SDM is in effect a profiling tool, not a sophisticated psychological test. It can provide guidance to properly-trained persons in close cases. DCF simply bought it, and handed it out to the field with lots of fanfare but little or no training.

Using SDM, the investigator answers certain questions that have scored values. Depending upon the final score, you have a risk level, for future abuse or neglect of a child, of one of the following: high, moderate, low, or very low.

Of course, the form contains “policy overrides” and “discretionary overrides.” In other words, a supervisor can override the risk level if he or she isn’t happy with the result.

The predictable outcome? Future risk of abuse or neglect of a child plays a small part in DCF’s deciding whether or not to return the child promptly. If DCF decides not to do so, and the SDM score is too low, an override is applied to increase it. SDM, being an internal management tool, is not subject to court scrutiny.

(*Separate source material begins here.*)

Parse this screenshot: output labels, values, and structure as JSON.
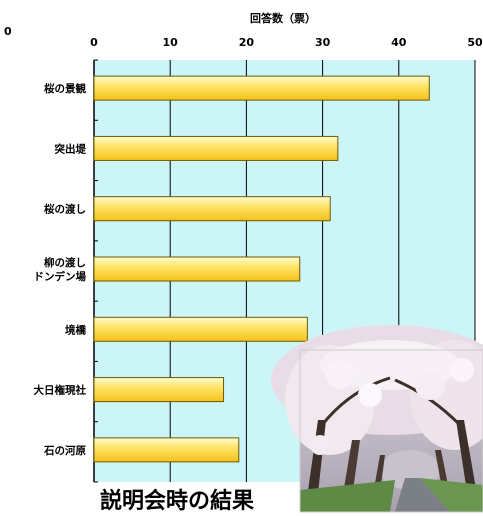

I mention SDM to show that DCF, like other organizations, has a penchant for the quick fix, without regard to tax dollars. Someone probably did think that SDM would make life easier for social workers, or make things fairer for the families. It could have, but no one field-tested it or gave it any serious thought for the real world. SDM, a decent tool, started no revolution.

Quick fixes are a part of American life. The School Board in my home town bought a tool called “Data Driven Decision Making.” I asked how they made decisions before that, and got no response.

Nearly 40 years ago, the company I worked for bought a quick-fix tool called “Zero Defects.” Every employee had to sign a pledge that he or she would “do it right the first time.” And this company was a nationally-known financial institution with foreign subsidiaries. Of course, the only one who got it right from the start was the vendor, who made a quick buck.

There is no getting around it. DCF investigations are subjective things, and always will be. That is quite proper, and is all the more reason that you need a lawyer from the start.